SweetSpot: An Analytical Model for Predicting Energy Efficiency of LLM Inference
This work provides a crucial tool for datacenter operators and AI application developers to predict and optimize the energy footprint of LLM inference, which is a dominant workload in modern AI applications. It offers significant energy savings for production systems.
This paper introduces SweetSpot, an analytical model that predicts the energy efficiency of Large Language Model (LLM) inference by accounting for the non-linear relationship between input/output sequence lengths and energy consumption. It identifies a generation energy minima, showing that peak efficiency occurs with short-to-moderate inputs and medium-length outputs, and achieves a mean MAPE of 1.79% across various LLMs on NVIDIA H100 GPUs. Aligning sequence lengths with these sweet spots can reduce energy usage by up to 33.41x.

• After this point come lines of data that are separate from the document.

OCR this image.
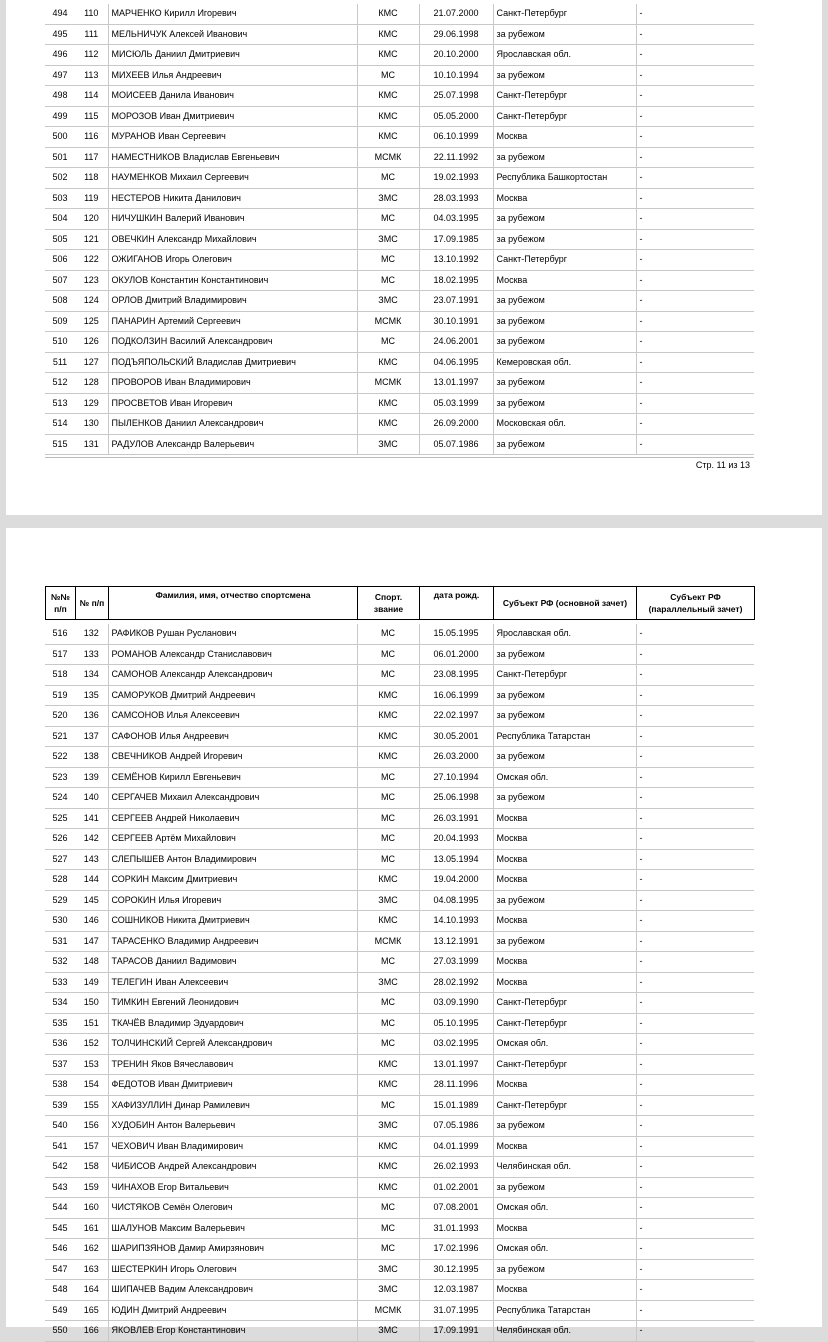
494	110	МАРЧЕНКО Кирилл Игоревич	КМС	21.07.2000	Санкт-Петербург	-
495	111	МЕЛЬНИЧУК Алексей Иванович	КМС	29.06.1998	за рубежом	-
496	112	МИСЮЛЬ Даниил Дмитриевич	КМС	20.10.2000	Ярославская обл.	-
497	113	МИХЕЕВ Илья Андреевич	МС	10.10.1994	за рубежом	-
498	114	МОИСЕЕВ Данила Иванович	КМС	25.07.1998	Санкт-Петербург	-
499	115	МОРОЗОВ Иван Дмитриевич	КМС	05.05.2000	Санкт-Петербург	-
500	116	МУРАНОВ Иван Сергеевич	КМС	06.10.1999	Москва	-
501	117	НАМЕСТНИКОВ Владислав Евгеньевич	МСМК	22.11.1992	за рубежом	-
502	118	НАУМЕНКОВ Михаил Сергеевич	МС	19.02.1993	Республика Башкортостан	-
503	119	НЕСТЕРОВ Никита Данилович	ЗМС	28.03.1993	Москва	-
504	120	НИЧУШКИН Валерий Иванович	МС	04.03.1995	за рубежом	-
505	121	ОВЕЧКИН Александр Михайлович	ЗМС	17.09.1985	за рубежом	-
506	122	ОЖИГАНОВ Игорь Олегович	МС	13.10.1992	Санкт-Петербург	-
507	123	ОКУЛОВ Константин Константинович	МС	18.02.1995	Москва	-
508	124	ОРЛОВ Дмитрий Владимирович	ЗМС	23.07.1991	за рубежом	-
509	125	ПАНАРИН Артемий Сергеевич	МСМК	30.10.1991	за рубежом	-
510	126	ПОДКОЛЗИН Василий Александрович	МС	24.06.2001	за рубежом	-
511	127	ПОДЪЯПОЛЬСКИЙ Владислав Дмитриевич	КМС	04.06.1995	Кемеровская обл.	-
512	128	ПРОВОРОВ Иван Владимирович	МСМК	13.01.1997	за рубежом	-
513	129	ПРОСВЕТОВ Иван Игоревич	КМС	05.03.1999	за рубежом	-
514	130	ПЫЛЕНКОВ Даниил Александрович	КМС	26.09.2000	Московская обл.	-
515	131	РАДУЛОВ Александр Валерьевич	ЗМС	05.07.1986	за рубежом	-
Стр. 11 из 13
№№ п/п	№ п/п	Фамилия, имя, отчество спортсмена	Спорт. звание	дата рожд.	Субъект РФ (основной зачет)	Субъект РФ (параллельный зачет)
516	132	РАФИКОВ Рушан Русланович	МС	15.05.1995	Ярославская обл.	-
517	133	РОМАНОВ Александр Станиславович	МС	06.01.2000	за рубежом	-
518	134	САМОНОВ Александр Александрович	МС	23.08.1995	Санкт-Петербург	-
519	135	САМОРУКОВ Дмитрий Андреевич	КМС	16.06.1999	за рубежом	-
520	136	САМСОНОВ Илья Алексеевич	КМС	22.02.1997	за рубежом	-
521	137	САФОНОВ Илья Андреевич	КМС	30.05.2001	Республика Татарстан	-
522	138	СВЕЧНИКОВ Андрей Игоревич	КМС	26.03.2000	за рубежом	-
523	139	СЕМЁНОВ Кирилл Евгеньевич	МС	27.10.1994	Омская обл.	-
524	140	СЕРГАЧЕВ Михаил Александрович	МС	25.06.1998	за рубежом	-
525	141	СЕРГЕЕВ Андрей Николаевич	МС	26.03.1991	Москва	-
526	142	СЕРГЕЕВ Артём Михайлович	МС	20.04.1993	Москва	-
527	143	СЛЕПЫШЕВ Антон Владимирович	МС	13.05.1994	Москва	-
528	144	СОРКИН Максим Дмитриевич	КМС	19.04.2000	Москва	-
529	145	СОРОКИН Илья Игоревич	ЗМС	04.08.1995	за рубежом	-
530	146	СОШНИКОВ Никита Дмитриевич	КМС	14.10.1993	Москва	-
531	147	ТАРАСЕНКО Владимир Андреевич	МСМК	13.12.1991	за рубежом	-
532	148	ТАРАСОВ Даниил Вадимович	МС	27.03.1999	Москва	-
533	149	ТЕЛЕГИН Иван Алексеевич	ЗМС	28.02.1992	Москва	-
534	150	ТИМКИН Евгений Леонидович	МС	03.09.1990	Санкт-Петербург	-
535	151	ТКАЧЁВ Владимир Эдуардович	МС	05.10.1995	Санкт-Петербург	-
536	152	ТОЛЧИНСКИЙ Сергей Александрович	МС	03.02.1995	Омская обл.	-
537	153	ТРЕНИН Яков Вячеславович	КМС	13.01.1997	Санкт-Петербург	-
538	154	ФЕДОТОВ Иван Дмитриевич	КМС	28.11.1996	Москва	-
539	155	ХАФИЗУЛЛИН Динар Рамилевич	МС	15.01.1989	Санкт-Петербург	-
540	156	ХУДОБИН Антон Валерьевич	ЗМС	07.05.1986	за рубежом	-
541	157	ЧЕХОВИЧ Иван Владимирович	КМС	04.01.1999	Москва	-
542	158	ЧИБИСОВ Андрей Александрович	КМС	26.02.1993	Челябинская обл.	-
543	159	ЧИНАХОВ Егор Витальевич	КМС	01.02.2001	за рубежом	-
544	160	ЧИСТЯКОВ Семён Олегович	МС	07.08.2001	Омская обл.	-
545	161	ШАЛУНОВ Максим Валерьевич	МС	31.01.1993	Москва	-
546	162	ШАРИПЗЯНОВ Дамир Амирзянович	МС	17.02.1996	Омская обл.	-
547	163	ШЕСТЕРКИН Игорь Олегович	ЗМС	30.12.1995	за рубежом	-
548	164	ШИПАЧЕВ Вадим Александрович	ЗМС	12.03.1987	Москва	-
549	165	ЮДИН Дмитрий Андреевич	МСМК	31.07.1995	Республика Татарстан	-
550	166	ЯКОВЛЕВ Егор Константинович	ЗМС	17.09.1991	Челябинская обл.	-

Large Language Models (LLMs) inference is central to modern AI applications, dominating worldwide datacenter workloads, making it critical to predict its energy footprint. Existing approaches estimate energy consumption as a simple linear function of input and output sequence. However, by analyzing the autoregressive structure of Transformers, which implies a fundamentally non-linear relationship between input and output sequence lengths and energy consumption, we demonstrate the existence of a generation energy minima. Peak efficiency occurs with short-to-moderate inputs and medium-length outputs, while efficiency drops sharply for long inputs or very short outputs. Consequently, we propose SweetSpot, an analytical model derived from the computational and memory-access complexity of the Transformer architecture, which accurately characterizes the efficiency curve as a function of input and output lengths. To assess accuracy, we measure energy consumption using TensorRT-LLM on NVIDIA H100 GPUs across a diverse set of LLMs ranging from 1B to 9B parameters, including OPT, LLaMA, Gemma, Falcon, Qwen2, and Granite. We test input and output lengths from 64 to 4096 tokens and achieve a mean MAPE of 1.79%. Our results show that aligning sequence lengths with these efficiency "sweet spots" reduce energy usage, up to 33.41x, enabling informed truncation, summarization, and adaptive generation strategies in production systems.